Starr writes that in the days prior to the Civil War, like many others in New York, the "Pfaffians were exposed increasingly to the clamour of a world beyond their ken. Something like a revolution was afoot in the realm of journalism, a revolution that would lift these light-hearted pranksters from their subterranean retreat and whirl them in its vortex. Soon O'Brien, Aldrich, Thomson, Williams, and Stedman, together with others in Clapp's happy coterie--Charles G. Halpine (who stammered to fame at Pfaff's, speaking inadvertantly of 'H-H-Harriet Beseecher Bestowe'), William Conant Church, William Swinton, E.H. House, Charles Henry Webb, a couple of artists, Frank H. Bellew and Thomas Nast: in all more than half of the identifiable clientele at the Cave--would take the field along with hundreds of other youths of like mind to participate in the greatest undertaking in the history of journalism" (9).
Starr describes him as one of the "withering realists" of the time (259).
Webb traveled with the Times and the large group of journalists that witnessed the first Battle of Bull Run (43).
Of Webb's skill, Starr writes: "Charles Henry Webb of the Times far outshone him [Smalley]. Despite a talent for mischief Webb brought with him from Pfaff's, he was a competant reporter, among the first in the North to comprehend the genius of Thomas J. Jackson." Starr prints an excerpt from Webb's report on Jackson and the battle of Cross Keys (121).

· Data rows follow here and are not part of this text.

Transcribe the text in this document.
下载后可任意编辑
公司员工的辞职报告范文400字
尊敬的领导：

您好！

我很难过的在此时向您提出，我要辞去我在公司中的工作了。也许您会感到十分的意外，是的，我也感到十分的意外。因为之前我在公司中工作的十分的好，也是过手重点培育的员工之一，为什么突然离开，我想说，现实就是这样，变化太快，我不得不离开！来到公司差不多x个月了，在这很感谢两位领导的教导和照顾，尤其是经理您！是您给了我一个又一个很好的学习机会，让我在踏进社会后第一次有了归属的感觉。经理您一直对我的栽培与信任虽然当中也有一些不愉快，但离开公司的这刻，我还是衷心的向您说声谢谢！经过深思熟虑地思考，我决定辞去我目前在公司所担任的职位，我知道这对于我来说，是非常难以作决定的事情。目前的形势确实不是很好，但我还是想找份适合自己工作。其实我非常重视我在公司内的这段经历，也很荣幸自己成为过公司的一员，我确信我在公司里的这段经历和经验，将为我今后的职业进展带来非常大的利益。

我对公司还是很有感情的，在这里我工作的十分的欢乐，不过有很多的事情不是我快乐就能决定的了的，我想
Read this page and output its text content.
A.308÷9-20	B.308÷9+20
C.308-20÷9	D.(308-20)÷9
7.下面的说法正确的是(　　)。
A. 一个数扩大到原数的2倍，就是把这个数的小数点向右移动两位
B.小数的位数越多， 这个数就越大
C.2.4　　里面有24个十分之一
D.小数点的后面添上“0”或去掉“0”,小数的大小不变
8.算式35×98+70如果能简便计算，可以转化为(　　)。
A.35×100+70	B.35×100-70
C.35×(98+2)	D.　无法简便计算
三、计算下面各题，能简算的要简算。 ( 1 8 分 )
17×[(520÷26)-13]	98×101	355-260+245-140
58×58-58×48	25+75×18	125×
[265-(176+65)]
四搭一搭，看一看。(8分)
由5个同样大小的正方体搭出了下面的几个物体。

Webb, "later a close friend of Mark Twain, imparted a light touch to the correspondence of the New York Times. Webb delighted in unexpected twists in the midst of perfectly sensible recitals, ending one dispatch: 'I hope to date my next letter from Richmond,' a sentiment so trite as to be painful, adding, '-not from the tobacco factories, however'" (260-261).
Starr also notes that Webb nearly drowned while crossing a stream that was too high for the troops to cross in the spring of 1862. Starr also writes that "Unlike many of his fellows, Webb retained his perspective in writing of the enemy. 'Of the horrors and atrocities that are related as having been practiced by the Confederate troops,' he wrote, 'I must confess I do not believe one. These men are our countrymen...Are we to believe that the lapse of a year has transformed them to fiends?' This was the resolute fair-mindedness that prompted him to given Stonewall Jackson his fair due" (261).